Après avoir pas mal traîné mes guêtres dans le monde de l'IT et de l'intergiciel (ou "middleware"), j'ai presque tout entendu sur les mérites réels ou supposés de telle ou telle architecture innovante (de Corba au "cloud computing" en passant par les serveurs d'application, la SOA, etc... et j'en passe !). Au final et à de rares exceptions près, la déception est généralement à la mesure de la grandeur que l'on prête au concept... le succès étant souvent le fait d'outsiders inattendus (TCP/IP et les protocoles de l'internet, REST, les mashups...), ayant pour trait commun une relative absence de finalité et d'organisation, qui est la marque des systèmes dont l'existence précède les usages.

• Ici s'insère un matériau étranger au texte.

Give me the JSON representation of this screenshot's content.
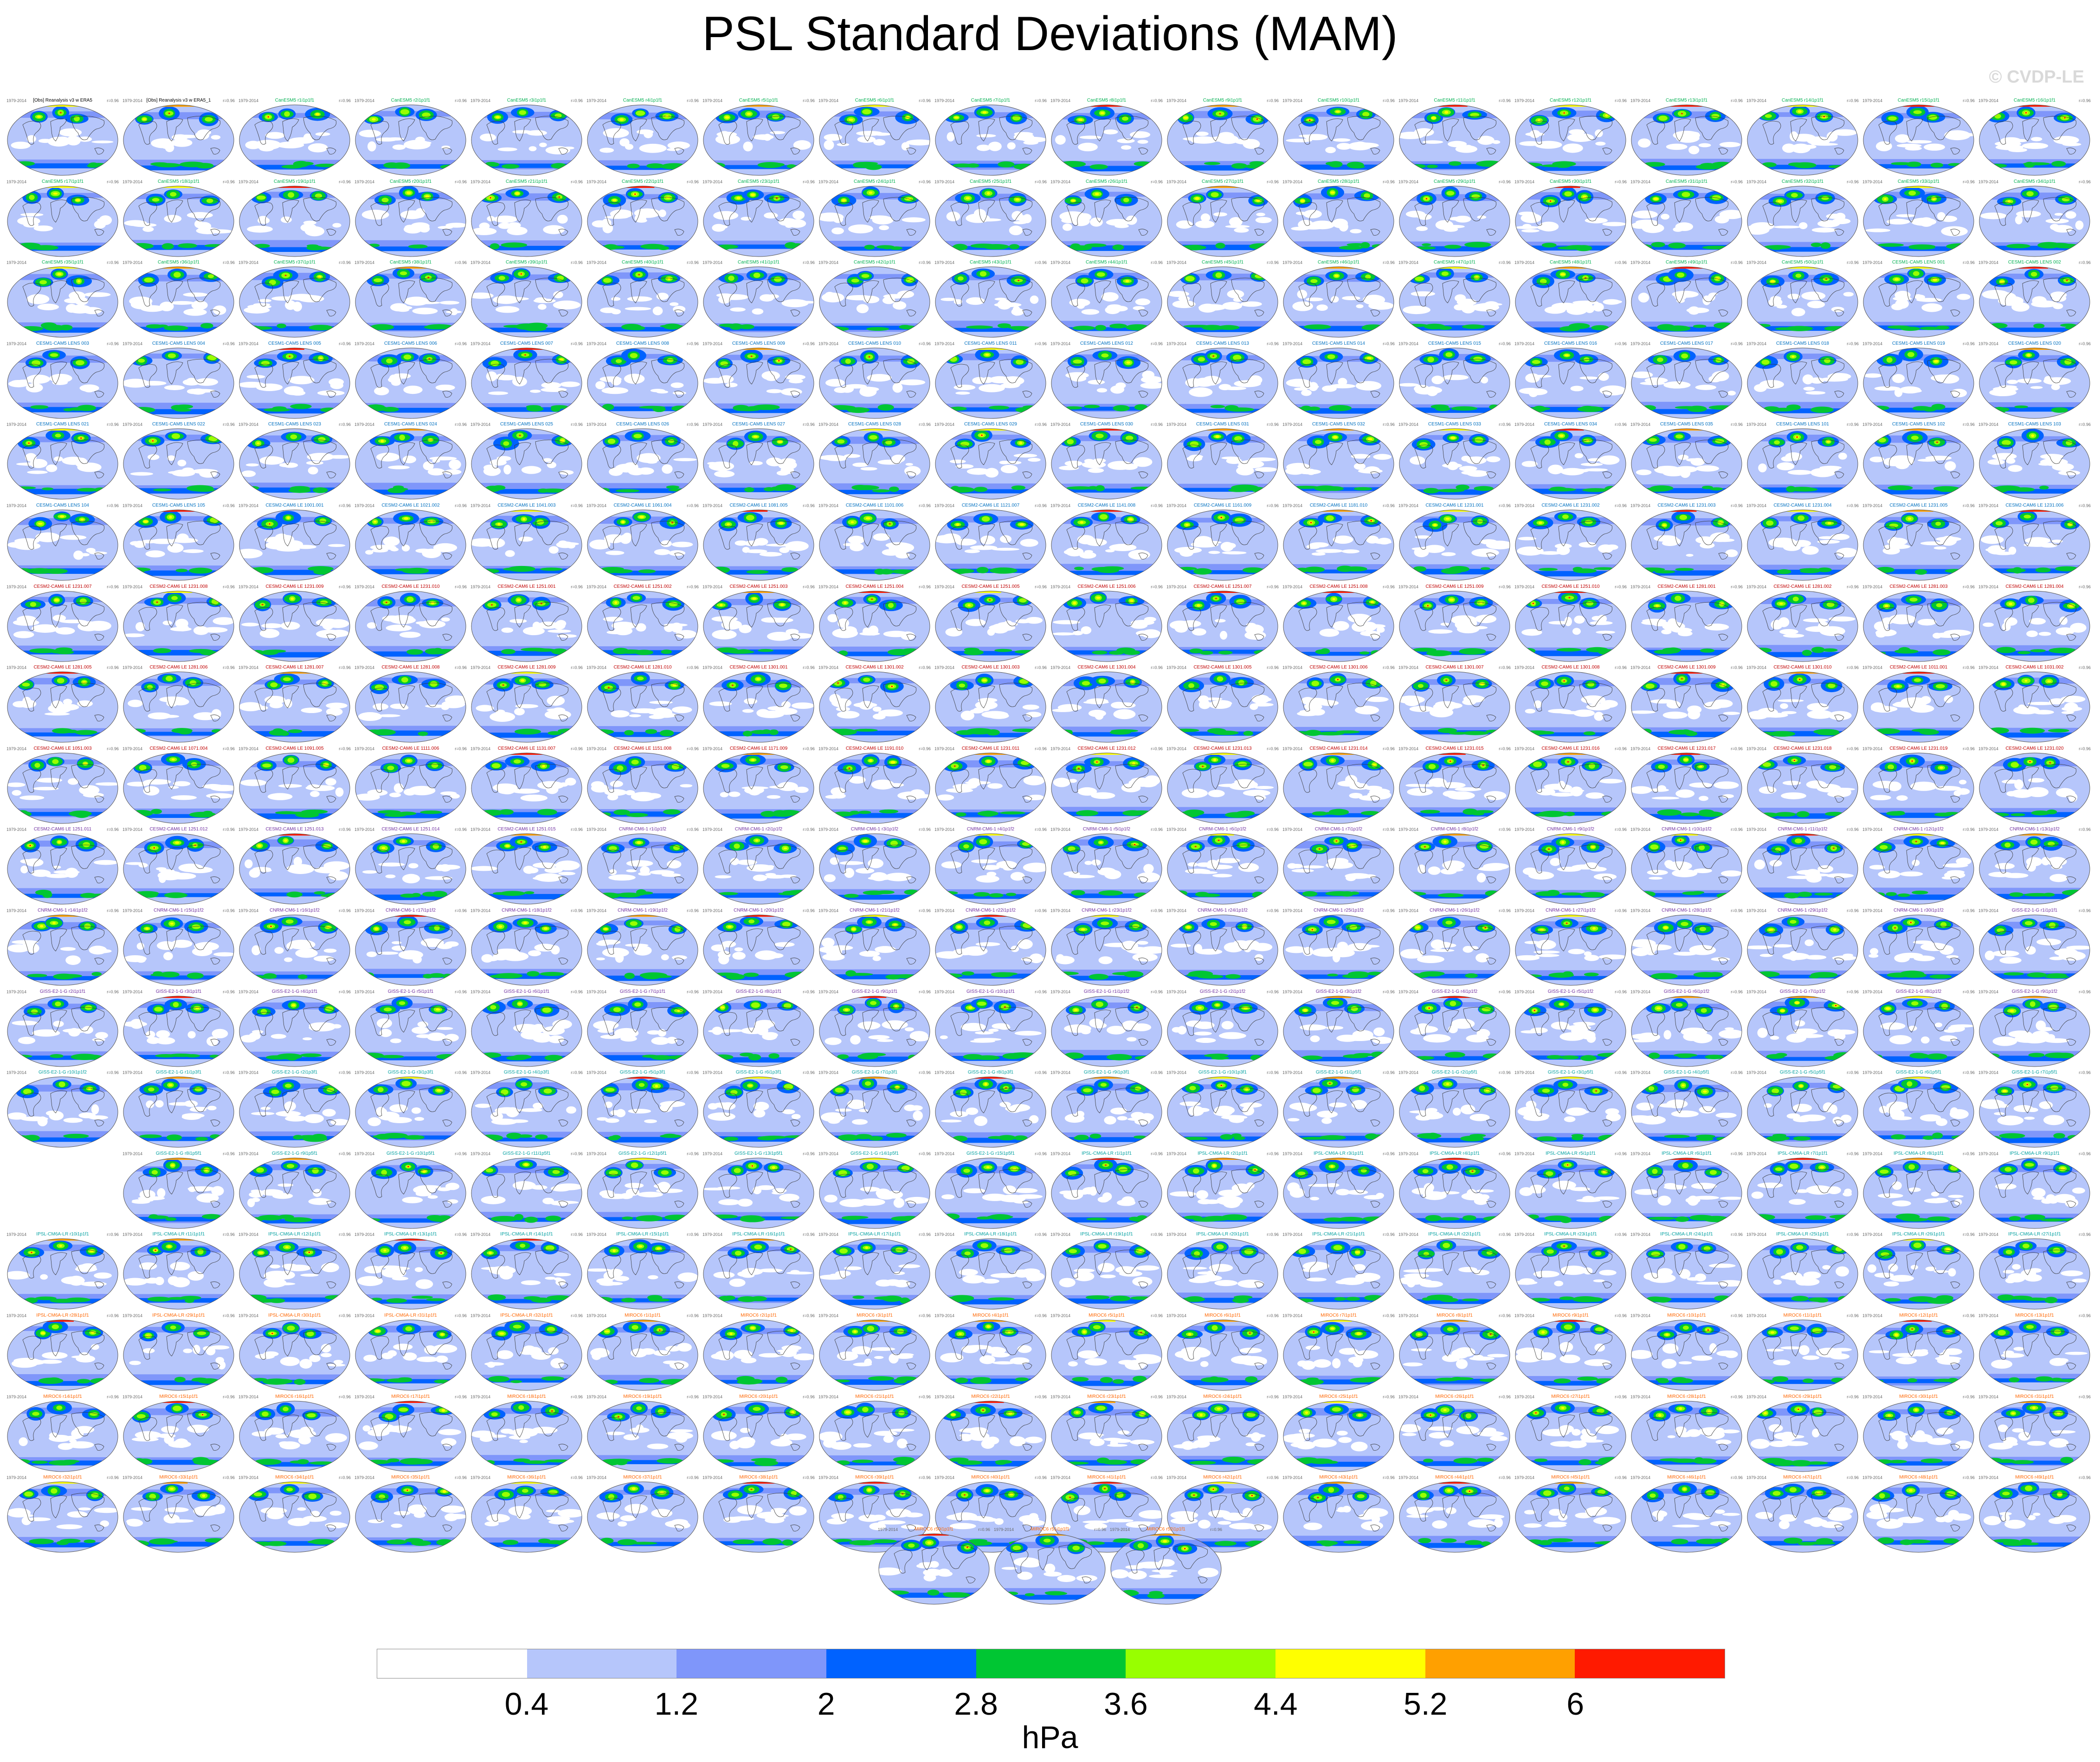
{
  "title": "PSL Standard Deviations (MAM)",
  "watermark": "© CVDP-LE",
  "legend": {
    "units": "hPa",
    "ticks": [
      "0.4",
      "1.2",
      "2",
      "2.8",
      "3.6",
      "4.4",
      "5.2",
      "6"
    ],
    "colors": [
      "#ffffff",
      "#b6c6fb",
      "#7f96fa",
      "#0062ff",
      "#00c633",
      "#98ff00",
      "#ffff00",
      "#ffa000",
      "#ff1a00"
    ]
  },
  "panel": {
    "left_label": "1979-2014",
    "right_label": "r=0.96"
  },
  "panel_rows": [
    {
      "count": 18,
      "labels": [
        "[Obs] Reanalysis v3 w ERA5",
        "[Obs] Reanalysis v3 w ERA5_1",
        "CanESM5 r1i1p1f1",
        "CanESM5 r2i1p1f1",
        "CanESM5 r3i1p1f1",
        "CanESM5 r4i1p1f1",
        "CanESM5 r5i1p1f1",
        "CanESM5 r6i1p1f1",
        "CanESM5 r7i1p1f1",
        "CanESM5 r8i1p1f1",
        "CanESM5 r9i1p1f1",
        "CanESM5 r10i1p1f1",
        "CanESM5 r11i1p1f1",
        "CanESM5 r12i1p1f1",
        "CanESM5 r13i1p1f1",
        "CanESM5 r14i1p1f1",
        "CanESM5 r15i1p1f1",
        "CanESM5 r16i1p1f1"
      ]
    },
    {
      "count": 18,
      "labels": [
        "CanESM5 r17i1p1f1",
        "CanESM5 r18i1p1f1",
        "CanESM5 r19i1p1f1",
        "CanESM5 r20i1p1f1",
        "CanESM5 r21i1p1f1",
        "CanESM5 r22i1p1f1",
        "CanESM5 r23i1p1f1",
        "CanESM5 r24i1p1f1",
        "CanESM5 r25i1p1f1",
        "CanESM5 r26i1p1f1",
        "CanESM5 r27i1p1f1",
        "CanESM5 r28i1p1f1",
        "CanESM5 r29i1p1f1",
        "CanESM5 r30i1p1f1",
        "CanESM5 r31i1p1f1",
        "CanESM5 r32i1p1f1",
        "CanESM5 r33i1p1f1",
        "CanESM5 r34i1p1f1"
      ]
    },
    {
      "count": 18,
      "labels": [
        "CanESM5 r35i1p1f1",
        "CanESM5 r36i1p1f1",
        "CanESM5 r37i1p1f1",
        "CanESM5 r38i1p1f1",
        "CanESM5 r39i1p1f1",
        "CanESM5 r40i1p1f1",
        "CanESM5 r41i1p1f1",
        "CanESM5 r42i1p1f1",
        "CanESM5 r43i1p1f1",
        "CanESM5 r44i1p1f1",
        "CanESM5 r45i1p1f1",
        "CanESM5 r46i1p1f1",
        "CanESM5 r47i1p1f1",
        "CanESM5 r48i1p1f1",
        "CanESM5 r49i1p1f1",
        "CanESM5 r50i1p1f1",
        "CESM1-CAM5 LENS 001",
        "CESM1-CAM5 LENS 002"
      ]
    },
    {
      "count": 18,
      "labels": [
        "CESM1-CAM5 LENS 003",
        "CESM1-CAM5 LENS 004",
        "CESM1-CAM5 LENS 005",
        "CESM1-CAM5 LENS 006",
        "CESM1-CAM5 LENS 007",
        "CESM1-CAM5 LENS 008",
        "CESM1-CAM5 LENS 009",
        "CESM1-CAM5 LENS 010",
        "CESM1-CAM5 LENS 011",
        "CESM1-CAM5 LENS 012",
        "CESM1-CAM5 LENS 013",
        "CESM1-CAM5 LENS 014",
        "CESM1-CAM5 LENS 015",
        "CESM1-CAM5 LENS 016",
        "CESM1-CAM5 LENS 017",
        "CESM1-CAM5 LENS 018",
        "CESM1-CAM5 LENS 019",
        "CESM1-CAM5 LENS 020"
      ]
    },
    {
      "count": 18,
      "labels": [
        "CESM1-CAM5 LENS 021",
        "CESM1-CAM5 LENS 022",
        "CESM1-CAM5 LENS 023",
        "CESM1-CAM5 LENS 024",
        "CESM1-CAM5 LENS 025",
        "CESM1-CAM5 LENS 026",
        "CESM1-CAM5 LENS 027",
        "CESM1-CAM5 LENS 028",
        "CESM1-CAM5 LENS 029",
        "CESM1-CAM5 LENS 030",
        "CESM1-CAM5 LENS 031",
        "CESM1-CAM5 LENS 032",
        "CESM1-CAM5 LENS 033",
        "CESM1-CAM5 LENS 034",
        "CESM1-CAM5 LENS 035",
        "CESM1-CAM5 LENS 101",
        "CESM1-CAM5 LENS 102",
        "CESM1-CAM5 LENS 103"
      ]
    },
    {
      "count": 18,
      "labels": [
        "CESM1-CAM5 LENS 104",
        "CESM1-CAM5 LENS 105",
        "CESM2-CAM6 LE 1001.001",
        "CESM2-CAM6 LE 1021.002",
        "CESM2-CAM6 LE 1041.003",
        "CESM2-CAM6 LE 1061.004",
        "CESM2-CAM6 LE 1081.005",
        "CESM2-CAM6 LE 1101.006",
        "CESM2-CAM6 LE 1121.007",
        "CESM2-CAM6 LE 1141.008",
        "CESM2-CAM6 LE 1161.009",
        "CESM2-CAM6 LE 1181.010",
        "CESM2-CAM6 LE 1231.001",
        "CESM2-CAM6 LE 1231.002",
        "CESM2-CAM6 LE 1231.003",
        "CESM2-CAM6 LE 1231.004",
        "CESM2-CAM6 LE 1231.005",
        "CESM2-CAM6 LE 1231.006"
      ]
    },
    {
      "count": 18,
      "labels": [
        "CESM2-CAM6 LE 1231.007",
        "CESM2-CAM6 LE 1231.008",
        "CESM2-CAM6 LE 1231.009",
        "CESM2-CAM6 LE 1231.010",
        "CESM2-CAM6 LE 1251.001",
        "CESM2-CAM6 LE 1251.002",
        "CESM2-CAM6 LE 1251.003",
        "CESM2-CAM6 LE 1251.004",
        "CESM2-CAM6 LE 1251.005",
        "CESM2-CAM6 LE 1251.006",
        "CESM2-CAM6 LE 1251.007",
        "CESM2-CAM6 LE 1251.008",
        "CESM2-CAM6 LE 1251.009",
        "CESM2-CAM6 LE 1251.010",
        "CESM2-CAM6 LE 1281.001",
        "CESM2-CAM6 LE 1281.002",
        "CESM2-CAM6 LE 1281.003",
        "CESM2-CAM6 LE 1281.004"
      ]
    },
    {
      "count": 18,
      "labels": [
        "CESM2-CAM6 LE 1281.005",
        "CESM2-CAM6 LE 1281.006",
        "CESM2-CAM6 LE 1281.007",
        "CESM2-CAM6 LE 1281.008",
        "CESM2-CAM6 LE 1281.009",
        "CESM2-CAM6 LE 1281.010",
        "CESM2-CAM6 LE 1301.001",
        "CESM2-CAM6 LE 1301.002",
        "CESM2-CAM6 LE 1301.003",
        "CESM2-CAM6 LE 1301.004",
        "CESM2-CAM6 LE 1301.005",
        "CESM2-CAM6 LE 1301.006",
        "CESM2-CAM6 LE 1301.007",
        "CESM2-CAM6 LE 1301.008",
        "CESM2-CAM6 LE 1301.009",
        "CESM2-CAM6 LE 1301.010",
        "CESM2-CAM6 LE 1011.001",
        "CESM2-CAM6 LE 1031.002"
      ]
    },
    {
      "count": 18,
      "labels": [
        "CESM2-CAM6 LE 1051.003",
        "CESM2-CAM6 LE 1071.004",
        "CESM2-CAM6 LE 1091.005",
        "CESM2-CAM6 LE 1111.006",
        "CESM2-CAM6 LE 1131.007",
        "CESM2-CAM6 LE 1151.008",
        "CESM2-CAM6 LE 1171.009",
        "CESM2-CAM6 LE 1191.010",
        "CESM2-CAM6 LE 1231.011",
        "CESM2-CAM6 LE 1231.012",
        "CESM2-CAM6 LE 1231.013",
        "CESM2-CAM6 LE 1231.014",
        "CESM2-CAM6 LE 1231.015",
        "CESM2-CAM6 LE 1231.016",
        "CESM2-CAM6 LE 1231.017",
        "CESM2-CAM6 LE 1231.018",
        "CESM2-CAM6 LE 1231.019",
        "CESM2-CAM6 LE 1231.020"
      ]
    },
    {
      "count": 18,
      "labels": [
        "CESM2-CAM6 LE 1251.011",
        "CESM2-CAM6 LE 1251.012",
        "CESM2-CAM6 LE 1251.013",
        "CESM2-CAM6 LE 1251.014",
        "CESM2-CAM6 LE 1251.015",
        "CNRM-CM6-1 r1i1p1f2",
        "CNRM-CM6-1 r2i1p1f2",
        "CNRM-CM6-1 r3i1p1f2",
        "CNRM-CM6-1 r4i1p1f2",
        "CNRM-CM6-1 r5i1p1f2",
        "CNRM-CM6-1 r6i1p1f2",
        "CNRM-CM6-1 r7i1p1f2",
        "CNRM-CM6-1 r8i1p1f2",
        "CNRM-CM6-1 r9i1p1f2",
        "CNRM-CM6-1 r10i1p1f2",
        "CNRM-CM6-1 r11i1p1f2",
        "CNRM-CM6-1 r12i1p1f2",
        "CNRM-CM6-1 r13i1p1f2"
      ]
    },
    {
      "count": 18,
      "labels": [
        "CNRM-CM6-1 r14i1p1f2",
        "CNRM-CM6-1 r15i1p1f2",
        "CNRM-CM6-1 r16i1p1f2",
        "CNRM-CM6-1 r17i1p1f2",
        "CNRM-CM6-1 r18i1p1f2",
        "CNRM-CM6-1 r19i1p1f2",
        "CNRM-CM6-1 r20i1p1f2",
        "CNRM-CM6-1 r21i1p1f2",
        "CNRM-CM6-1 r22i1p1f2",
        "CNRM-CM6-1 r23i1p1f2",
        "CNRM-CM6-1 r24i1p1f2",
        "CNRM-CM6-1 r25i1p1f2",
        "CNRM-CM6-1 r26i1p1f2",
        "CNRM-CM6-1 r27i1p1f2",
        "CNRM-CM6-1 r28i1p1f2",
        "CNRM-CM6-1 r29i1p1f2",
        "CNRM-CM6-1 r30i1p1f2",
        "GISS-E2-1-G r1i1p1f1"
      ]
    },
    {
      "count": 18,
      "labels": [
        "GISS-E2-1-G r2i1p1f1",
        "GISS-E2-1-G r3i1p1f1",
        "GISS-E2-1-G r4i1p1f1",
        "GISS-E2-1-G r5i1p1f1",
        "GISS-E2-1-G r6i1p1f1",
        "GISS-E2-1-G r7i1p1f1",
        "GISS-E2-1-G r8i1p1f1",
        "GISS-E2-1-G r9i1p1f1",
        "GISS-E2-1-G r10i1p1f1",
        "GISS-E2-1-G r1i1p1f2",
        "GISS-E2-1-G r2i1p1f2",
        "GISS-E2-1-G r3i1p1f2",
        "GISS-E2-1-G r4i1p1f2",
        "GISS-E2-1-G r5i1p1f2",
        "GISS-E2-1-G r6i1p1f2",
        "GISS-E2-1-G r7i1p1f2",
        "GISS-E2-1-G r8i1p1f2",
        "GISS-E2-1-G r9i1p1f2"
      ]
    },
    {
      "count": 18,
      "labels": [
        "GISS-E2-1-G r10i1p1f2",
        "GISS-E2-1-G r1i1p3f1",
        "GISS-E2-1-G r2i1p3f1",
        "GISS-E2-1-G r3i1p3f1",
        "GISS-E2-1-G r4i1p3f1",
        "GISS-E2-1-G r5i1p3f1",
        "GISS-E2-1-G r6i1p3f1",
        "GISS-E2-1-G r7i1p3f1",
        "GISS-E2-1-G r8i1p3f1",
        "GISS-E2-1-G r9i1p3f1",
        "GISS-E2-1-G r10i1p3f1",
        "GISS-E2-1-G r1i1p5f1",
        "GISS-E2-1-G r2i1p5f1",
        "GISS-E2-1-G r3i1p5f1",
        "GISS-E2-1-G r4i1p5f1",
        "GISS-E2-1-G r5i1p5f1",
        "GISS-E2-1-G r6i1p5f1",
        "GISS-E2-1-G r7i1p5f1"
      ]
    },
    {
      "count": 17,
      "labels": [
        "GISS-E2-1-G r8i1p5f1",
        "GISS-E2-1-G r9i1p5f1",
        "GISS-E2-1-G r10i1p5f1",
        "GISS-E2-1-G r11i1p5f1",
        "GISS-E2-1-G r12i1p5f1",
        "GISS-E2-1-G r13i1p5f1",
        "GISS-E2-1-G r14i1p5f1",
        "GISS-E2-1-G r15i1p5f1",
        "IPSL-CM6A-LR r1i1p1f1",
        "IPSL-CM6A-LR r2i1p1f1",
        "IPSL-CM6A-LR r3i1p1f1",
        "IPSL-CM6A-LR r4i1p1f1",
        "IPSL-CM6A-LR r5i1p1f1",
        "IPSL-CM6A-LR r6i1p1f1",
        "IPSL-CM6A-LR r7i1p1f1",
        "IPSL-CM6A-LR r8i1p1f1",
        "IPSL-CM6A-LR r9i1p1f1"
      ]
    },
    {
      "count": 18,
      "labels": [
        "IPSL-CM6A-LR r10i1p1f1",
        "IPSL-CM6A-LR r11i1p1f1",
        "IPSL-CM6A-LR r12i1p1f1",
        "IPSL-CM6A-LR r13i1p1f1",
        "IPSL-CM6A-LR r14i1p1f1",
        "IPSL-CM6A-LR r15i1p1f1",
        "IPSL-CM6A-LR r16i1p1f1",
        "IPSL-CM6A-LR r17i1p1f1",
        "IPSL-CM6A-LR r18i1p1f1",
        "IPSL-CM6A-LR r19i1p1f1",
        "IPSL-CM6A-LR r20i1p1f1",
        "IPSL-CM6A-LR r21i1p1f1",
        "IPSL-CM6A-LR r22i1p1f1",
        "IPSL-CM6A-LR r23i1p1f1",
        "IPSL-CM6A-LR r24i1p1f1",
        "IPSL-CM6A-LR r25i1p1f1",
        "IPSL-CM6A-LR r26i1p1f1",
        "IPSL-CM6A-LR r27i1p1f1"
      ]
    },
    {
      "count": 18,
      "labels": [
        "IPSL-CM6A-LR r28i1p1f1",
        "IPSL-CM6A-LR r29i1p1f1",
        "IPSL-CM6A-LR r30i1p1f1",
        "IPSL-CM6A-LR r31i1p1f1",
        "IPSL-CM6A-LR r32i1p1f1",
        "MIROC6 r1i1p1f1",
        "MIROC6 r2i1p1f1",
        "MIROC6 r3i1p1f1",
        "MIROC6 r4i1p1f1",
        "MIROC6 r5i1p1f1",
        "MIROC6 r6i1p1f1",
        "MIROC6 r7i1p1f1",
        "MIROC6 r8i1p1f1",
        "MIROC6 r9i1p1f1",
        "MIROC6 r10i1p1f1",
        "MIROC6 r11i1p1f1",
        "MIROC6 r12i1p1f1",
        "MIROC6 r13i1p1f1"
      ]
    },
    {
      "count": 18,
      "labels": [
        "MIROC6 r14i1p1f1",
        "MIROC6 r15i1p1f1",
        "MIROC6 r16i1p1f1",
        "MIROC6 r17i1p1f1",
        "MIROC6 r18i1p1f1",
        "MIROC6 r19i1p1f1",
        "MIROC6 r20i1p1f1",
        "MIROC6 r21i1p1f1",
        "MIROC6 r22i1p1f1",
        "MIROC6 r23i1p1f1",
        "MIROC6 r24i1p1f1",
        "MIROC6 r25i1p1f1",
        "MIROC6 r26i1p1f1",
        "MIROC6 r27i1p1f1",
        "MIROC6 r28i1p1f1",
        "MIROC6 r29i1p1f1",
        "MIROC6 r30i1p1f1",
        "MIROC6 r31i1p1f1"
      ]
    },
    {
      "count": 18,
      "labels": [
        "MIROC6 r32i1p1f1",
        "MIROC6 r33i1p1f1",
        "MIROC6 r34i1p1f1",
        "MIROC6 r35i1p1f1",
        "MIROC6 r36i1p1f1",
        "MIROC6 r37i1p1f1",
        "MIROC6 r38i1p1f1",
        "MIROC6 r39i1p1f1",
        "MIROC6 r40i1p1f1",
        "MIROC6 r41i1p1f1",
        "MIROC6 r42i1p1f1",
        "MIROC6 r43i1p1f1",
        "MIROC6 r44i1p1f1",
        "MIROC6 r45i1p1f1",
        "MIROC6 r46i1p1f1",
        "MIROC6 r47i1p1f1",
        "MIROC6 r48i1p1f1",
        "MIROC6 r49i1p1f1"
      ]
    },
    {
      "count": 3,
      "labels": [
        "MIROC6 r50i1p1f1",
        "MIROC6 r51i1p1f1",
        "MIROC6 r52i1p1f1"
      ]
    }
  ]
}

Je vais donc m'essayer à jeter en vrac quelques principes et/ou "patterns" de nature à caractériser les conditions de succès ou d'échec en matière d'architecture logicielle :

1) Diviser pour régner, ou le bon usage du "micro-pattern"
Toute fonction d'un logiciel qui peut être isolée comme principe général (un parser, un système de log, un moniteur transactionnel, un framework MVC, un widget, un conteneur de composants...) doit être externalisée sous forme de composant indépendant.
Dans l'idéal, cette brique de base doit être proposée sous une licence permettant le "fork" (que ses utilisateurs cibles puissent la réutiliser et la modifier s'il le faut pour l'adapter à leurs besoins) - si l'open-source est envisagé, une licence style BSD paraît de bon aloi (la GPL peut également convenir sous certaines conditions, notamment pour bloquer ou contrôler la privatisation éventuelle du code).
Cette approche est particulièrement compatible avec les systèmes de gestion de version modernes, et notamment GIT (où le fork de projet est un concept central).
Et elle permet d'assembler des logiciels incroyablement efficaces en un minimum de temps !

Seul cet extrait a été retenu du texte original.